ORBETELLO – «Rimandarli indietro significa condannarli a morte e, non aiutarli negli sbarchi, significa far morire anche tanti bambini che scappano insieme ai propri genitori. Ho visto piccoli, anche di pochi giorni, tutti bagnati alla temperatura di 3 gradi arrivare su dei gommoni che nel migliore di casi avevano già imbarcato 50 centimetri di acqua. E mi si stringeva il cuore, a me che sono anche mamma, ma allo stesso tempo ero felice di aiutare quella gente là dove non arriva nessuna organizzazione governativa.»
Questi alcuni dei pensieri sparsi e delle emozioni con i quali si racconta a noi del Giunco.net, Alessandra Salvaterra, una cittadina orbetellana fresca reduce da un esperienza di due settimane di volontariato a Lesbos, località nell’isola greca di Mitilene, dove quotidianamente arrivano circa 1000 rifugiati in condizioni limite, con tutte le condizioni metereologiche e molto freddo.
Lei, un ragazza che negli ambienti lagunari non ha mai nascosto i suoi ideali di estrema sinistra, ha ascoltato solo il suo cuore ed è partita per quei luoghi insieme ad un amico di Roma, incontrandosi poi con altri volontari, soprattutto spagnoli, contattati tramite i social network e con i quali ha diviso un piccolo alloggio durante le due settimane di attività ininterrotta: «Sono sempre stata interessata alle vicende di queste persone che, per scappare, rischiano di morire – dice lei – sono per lo più siriani, ma anche pakistani, afghani, iraniani e nigeriani che si imbarcano su dei piccoli canotti stracolmi e tentano di attraversare quelle 8 miglia di mar Egeo che dividono Lesbos dalla Turchia».
«Ho scelto di andare là dopo aver trovato dei contatti su Facebook con dei compagni greci e visitando tanti altri gruppi social sul volontariato per i rifugiati. Laggiù – continua lei – esistevamo solo noi, nessuna organizzazione governativa, pochi Medici di Senza Frontiere che cercavano di aiutare questa gente a sbarcare, asciugandola e rivestendola.»

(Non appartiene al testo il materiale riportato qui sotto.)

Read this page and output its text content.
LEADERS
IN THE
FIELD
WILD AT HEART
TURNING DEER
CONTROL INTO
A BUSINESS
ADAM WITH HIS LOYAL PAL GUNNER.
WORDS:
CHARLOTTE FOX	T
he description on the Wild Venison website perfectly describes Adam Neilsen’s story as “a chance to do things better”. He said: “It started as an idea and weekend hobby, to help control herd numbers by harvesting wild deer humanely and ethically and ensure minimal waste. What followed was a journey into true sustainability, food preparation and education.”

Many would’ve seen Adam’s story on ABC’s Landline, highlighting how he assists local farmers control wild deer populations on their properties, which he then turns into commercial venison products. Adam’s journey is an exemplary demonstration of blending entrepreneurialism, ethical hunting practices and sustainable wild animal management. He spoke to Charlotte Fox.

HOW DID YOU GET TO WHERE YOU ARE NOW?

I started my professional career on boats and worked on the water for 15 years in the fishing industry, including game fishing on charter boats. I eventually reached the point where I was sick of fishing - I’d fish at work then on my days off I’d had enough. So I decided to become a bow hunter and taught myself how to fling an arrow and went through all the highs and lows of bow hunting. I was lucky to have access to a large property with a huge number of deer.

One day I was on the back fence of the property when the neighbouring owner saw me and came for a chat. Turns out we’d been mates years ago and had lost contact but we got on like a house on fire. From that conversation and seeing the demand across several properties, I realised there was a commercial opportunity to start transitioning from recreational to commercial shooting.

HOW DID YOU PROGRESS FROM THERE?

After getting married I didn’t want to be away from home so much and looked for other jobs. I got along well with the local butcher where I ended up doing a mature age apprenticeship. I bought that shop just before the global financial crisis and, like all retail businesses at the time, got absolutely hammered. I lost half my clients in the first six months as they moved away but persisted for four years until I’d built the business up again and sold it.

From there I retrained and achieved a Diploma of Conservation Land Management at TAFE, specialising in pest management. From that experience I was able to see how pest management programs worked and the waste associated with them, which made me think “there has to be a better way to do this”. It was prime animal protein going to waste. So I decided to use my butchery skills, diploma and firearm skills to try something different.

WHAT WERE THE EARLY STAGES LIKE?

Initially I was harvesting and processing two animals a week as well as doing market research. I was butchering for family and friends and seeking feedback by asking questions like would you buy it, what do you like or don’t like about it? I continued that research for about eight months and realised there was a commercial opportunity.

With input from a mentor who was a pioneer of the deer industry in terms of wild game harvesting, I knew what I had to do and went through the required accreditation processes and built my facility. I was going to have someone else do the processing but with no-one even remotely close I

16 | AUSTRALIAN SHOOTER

Alessandra è appena tornata da questa esperienza, domenica scorsa, ma non riesce a dimenticare, appare ancora molto coinvolta mentre ci racconta quei frangenti in cui era chiamata a quel compito che lei stessa si era scelta: «Io mi sono occupata di aiutare la gente negli sbarchi, insieme ad altri volontari baschi del “G fire bomberos CyL”, con i quali eravamo in contatto tramite la chat di un gruppo Whatsapp – insiste Alessandra Salvaterra – avevamo il compito di individuare le imbarcazioni ed indirizzarle, quando possibile, verso i punti più agevoli dell’isola. Poi aiutavamo quella gente a scendere e li conducevamo in uno dei 4 campi di accoglienza dove venivano asciugati, rivestiti e curati da altri volontari».

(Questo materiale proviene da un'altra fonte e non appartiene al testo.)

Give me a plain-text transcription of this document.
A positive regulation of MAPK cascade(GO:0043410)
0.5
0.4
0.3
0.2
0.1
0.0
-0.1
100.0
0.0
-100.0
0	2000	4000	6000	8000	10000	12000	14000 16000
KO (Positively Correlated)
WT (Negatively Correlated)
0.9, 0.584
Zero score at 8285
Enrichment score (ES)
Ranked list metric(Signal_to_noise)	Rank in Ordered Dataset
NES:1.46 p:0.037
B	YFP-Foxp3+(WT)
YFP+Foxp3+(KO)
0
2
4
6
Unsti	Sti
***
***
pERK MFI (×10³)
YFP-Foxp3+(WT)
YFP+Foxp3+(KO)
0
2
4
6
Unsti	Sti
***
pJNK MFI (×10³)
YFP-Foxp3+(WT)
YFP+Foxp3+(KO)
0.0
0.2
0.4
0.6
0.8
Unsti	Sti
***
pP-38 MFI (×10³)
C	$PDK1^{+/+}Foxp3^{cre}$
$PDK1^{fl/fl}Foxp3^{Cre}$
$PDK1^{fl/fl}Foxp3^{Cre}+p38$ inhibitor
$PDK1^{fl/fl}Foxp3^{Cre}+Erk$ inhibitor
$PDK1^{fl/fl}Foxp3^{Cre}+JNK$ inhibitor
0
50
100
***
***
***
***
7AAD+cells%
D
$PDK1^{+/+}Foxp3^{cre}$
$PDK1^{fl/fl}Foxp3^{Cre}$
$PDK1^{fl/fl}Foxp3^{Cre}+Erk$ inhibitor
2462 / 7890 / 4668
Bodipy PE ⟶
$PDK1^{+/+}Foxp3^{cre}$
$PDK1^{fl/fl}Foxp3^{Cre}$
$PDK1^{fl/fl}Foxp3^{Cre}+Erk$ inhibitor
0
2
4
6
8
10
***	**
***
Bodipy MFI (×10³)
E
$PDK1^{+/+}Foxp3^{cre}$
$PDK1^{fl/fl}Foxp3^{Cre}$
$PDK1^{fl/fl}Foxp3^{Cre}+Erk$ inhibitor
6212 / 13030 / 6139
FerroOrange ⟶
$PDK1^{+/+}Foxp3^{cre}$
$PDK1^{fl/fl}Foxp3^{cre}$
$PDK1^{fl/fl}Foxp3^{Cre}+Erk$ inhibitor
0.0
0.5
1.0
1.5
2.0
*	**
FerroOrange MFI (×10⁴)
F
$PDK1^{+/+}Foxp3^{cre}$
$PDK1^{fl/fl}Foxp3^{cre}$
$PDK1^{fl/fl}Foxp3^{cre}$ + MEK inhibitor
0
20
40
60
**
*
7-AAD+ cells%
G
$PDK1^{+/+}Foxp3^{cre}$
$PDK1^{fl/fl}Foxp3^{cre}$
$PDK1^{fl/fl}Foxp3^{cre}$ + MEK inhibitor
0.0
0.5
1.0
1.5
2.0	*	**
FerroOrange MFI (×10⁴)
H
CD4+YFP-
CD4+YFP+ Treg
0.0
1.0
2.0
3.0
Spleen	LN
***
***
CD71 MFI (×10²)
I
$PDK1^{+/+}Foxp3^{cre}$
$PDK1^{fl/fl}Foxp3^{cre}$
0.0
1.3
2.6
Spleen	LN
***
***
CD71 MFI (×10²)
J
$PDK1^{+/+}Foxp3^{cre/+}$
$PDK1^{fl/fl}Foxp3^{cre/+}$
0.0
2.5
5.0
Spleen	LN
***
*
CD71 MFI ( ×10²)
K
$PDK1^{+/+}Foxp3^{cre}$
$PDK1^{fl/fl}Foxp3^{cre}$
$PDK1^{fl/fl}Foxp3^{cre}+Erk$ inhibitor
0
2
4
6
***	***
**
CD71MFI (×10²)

«Bambini piccoli in gran quantità, che si gettavano nella traversata insieme ai genitori, con salvagente finti o con piccoli bracciali da piscina. Una esperienza che mi ha fatto toccare con mano quella realtà su cui quotidianamente si discute senza forse sapere e vedere. Ed ho capito che, in Europa, stiamo fallendo proprio perché non ci sono risorse per gli aiuti umanitari e perché non si riesce a dare aiuto a certa gente che rischia di morire, e che fugge forse perché in patria la morte sotto le bombe è inevitabile. Prima di partire ero molto combattuta – conclude l’orbetellana – è stata una scelta sofferta, ma adesso non me ne pento, sono felice di aver dato almeno un piccolo aiuto.»